Almost everything attributed to Vincent van Gogh comes from one archive: his letters, most to his brother Theo, over 600 of which survive. That also makes a "van Gogh quote" checkable — every real line traces to a dated, numbered letter in the Van Gogh Museum's critical edition. Below are lines confirmed against that edition, in the order written, followed by the popular ones that aren't in it.
On choosing to paint
In June 1880, writing to Theo from Cuesmes after his stint as a lay missionary had collapsed, van Gogh described the temperament he'd rather have:
"I preferred the melancholy that hopes and aspires and searches to the one that despairs, mournful and stagnant."
"Someone has a great fire in his soul and nobody ever comes to warm themselves at it, and passers-by see nothing but a little smoke at the top of the chimney and then go on their way."
Two years later, still finding his footing as a draughtsman in The Hague, he set the goal plainly: "I want to make drawings that move some people" (Letter 249, to Theo, July 1882).
On color
By Arles, the letters turn into a working color theory. To Émile Bernard, defending southern light against critics who called it flat: "No blue without yellow and without orange, and if you do blue, then do yellow and orange as well, surely" (Letter 622, June 1888). The version online usually opens "There is no blue," which he didn't write.

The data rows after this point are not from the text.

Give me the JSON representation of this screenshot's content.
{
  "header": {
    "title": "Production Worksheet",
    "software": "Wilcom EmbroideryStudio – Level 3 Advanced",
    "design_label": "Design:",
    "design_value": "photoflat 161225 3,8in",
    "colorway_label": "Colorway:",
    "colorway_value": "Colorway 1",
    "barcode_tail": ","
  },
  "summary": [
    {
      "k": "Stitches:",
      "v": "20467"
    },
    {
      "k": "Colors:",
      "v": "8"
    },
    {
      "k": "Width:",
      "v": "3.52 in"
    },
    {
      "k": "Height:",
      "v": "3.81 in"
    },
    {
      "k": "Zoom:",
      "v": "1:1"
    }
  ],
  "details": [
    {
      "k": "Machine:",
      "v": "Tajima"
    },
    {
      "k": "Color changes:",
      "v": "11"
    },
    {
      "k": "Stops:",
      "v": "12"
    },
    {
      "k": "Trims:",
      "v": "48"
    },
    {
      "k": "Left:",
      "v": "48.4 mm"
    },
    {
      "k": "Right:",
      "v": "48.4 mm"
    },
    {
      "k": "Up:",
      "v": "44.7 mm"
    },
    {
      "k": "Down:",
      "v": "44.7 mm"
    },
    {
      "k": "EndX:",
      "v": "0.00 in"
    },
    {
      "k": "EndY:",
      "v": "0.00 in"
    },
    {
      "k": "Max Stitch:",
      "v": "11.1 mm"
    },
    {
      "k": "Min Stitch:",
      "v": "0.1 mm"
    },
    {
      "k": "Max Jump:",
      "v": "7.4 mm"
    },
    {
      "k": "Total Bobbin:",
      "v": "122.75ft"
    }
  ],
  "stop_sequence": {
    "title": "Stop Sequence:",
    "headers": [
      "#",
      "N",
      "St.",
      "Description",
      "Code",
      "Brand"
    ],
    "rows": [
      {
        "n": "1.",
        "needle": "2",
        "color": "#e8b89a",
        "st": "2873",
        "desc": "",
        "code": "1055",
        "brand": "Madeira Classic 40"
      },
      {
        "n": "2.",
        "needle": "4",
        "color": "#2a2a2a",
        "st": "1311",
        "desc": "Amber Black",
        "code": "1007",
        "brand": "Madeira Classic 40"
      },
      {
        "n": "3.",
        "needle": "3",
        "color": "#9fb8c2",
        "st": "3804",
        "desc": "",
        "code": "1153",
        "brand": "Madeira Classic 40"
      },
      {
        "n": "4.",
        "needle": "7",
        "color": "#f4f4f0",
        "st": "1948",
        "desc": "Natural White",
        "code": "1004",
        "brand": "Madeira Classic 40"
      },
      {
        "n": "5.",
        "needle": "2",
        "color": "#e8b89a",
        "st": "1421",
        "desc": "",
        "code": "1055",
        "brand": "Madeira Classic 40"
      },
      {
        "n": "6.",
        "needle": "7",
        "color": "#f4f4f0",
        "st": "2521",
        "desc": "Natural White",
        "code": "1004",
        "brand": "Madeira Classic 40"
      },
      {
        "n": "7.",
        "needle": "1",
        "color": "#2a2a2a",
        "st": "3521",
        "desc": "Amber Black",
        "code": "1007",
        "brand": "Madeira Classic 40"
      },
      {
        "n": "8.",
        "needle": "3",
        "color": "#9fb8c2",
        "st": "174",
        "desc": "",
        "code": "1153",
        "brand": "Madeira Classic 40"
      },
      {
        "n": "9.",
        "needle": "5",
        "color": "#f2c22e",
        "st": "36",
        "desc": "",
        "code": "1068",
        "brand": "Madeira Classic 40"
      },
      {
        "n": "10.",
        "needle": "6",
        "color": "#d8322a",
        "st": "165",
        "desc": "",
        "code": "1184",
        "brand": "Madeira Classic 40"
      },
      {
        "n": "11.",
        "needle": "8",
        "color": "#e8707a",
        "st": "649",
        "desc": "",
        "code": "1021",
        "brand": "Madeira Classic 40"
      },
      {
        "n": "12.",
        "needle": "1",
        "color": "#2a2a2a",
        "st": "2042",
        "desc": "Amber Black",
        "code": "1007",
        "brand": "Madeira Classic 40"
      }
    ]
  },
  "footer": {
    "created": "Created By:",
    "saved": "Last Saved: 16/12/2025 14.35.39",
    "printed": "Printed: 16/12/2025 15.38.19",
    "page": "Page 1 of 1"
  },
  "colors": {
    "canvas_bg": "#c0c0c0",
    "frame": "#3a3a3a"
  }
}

To his sister Willemien that September: "It often seems to me that the night is even more richly coloured than the day" and "some stars are lemony, others have a pink, green, forget-me-not blue glow" (Letter 678) — where he first describes wanting to paint a starry sky.
On the work itself
"I'm trying now to exaggerate the essence of things, and to deliberately leave vague what's commonplace" (Letter 613, May 1888) — a statement of method, not mood. And from 1882, on discipline over inspiration: "the great doesn't happen through impulse alone, and is a succession of little things that are brought together" (Letter 274). That sentence is genuine; the popular version stitches it to a separate sentence from the same letter ("the great isn't something accidental; it must be willed") as one continuous line — both halves are real, the seam is not (Quote Investigator).
From a conversation with the Calls From The Past van Gogh persona — an AI reconstruction, not a historical quotation:
"You ask which colour I trust. None alone — that's the mistake people make with paint and with feeling both. Put orange next to blue and each gets louder. I wanted a night sky that argued with itself: violet against a lemon star, neither one winning. A single true colour is a rumor. Two of them, fighting politely, is a fact."
Quotes van Gogh never said
None of these appear in the letters checked against the Van Gogh Museum / Huygens ING edition:
- "I dream my painting and I paint my dream." Not found in the surviving correspondence.
- "Normality is a paved road: It's comfortable to walk, but no flowers grow on it." A modern quote-card line with no letter behind it.
- "I put my heart and my soul into my work, and have lost my mind in the process." Also absent from the letters — and it romanticizes his illness in a way the real correspondence never does; van Gogh wrote about his work as discipline, not as the product of breakdown.
- "What would life be if we had no courage to attempt anything?" Widely attributed to a "December 1881" letter to Theo; it isn't in Letter 166, the letter from that period, and a search of the full letters index turns up no match anywhere.
Van Gogh's real sentences tend to argue a point about color or work; the fakes tend to console. If a "van Gogh quote" sounds like a greeting card, check the letter number first.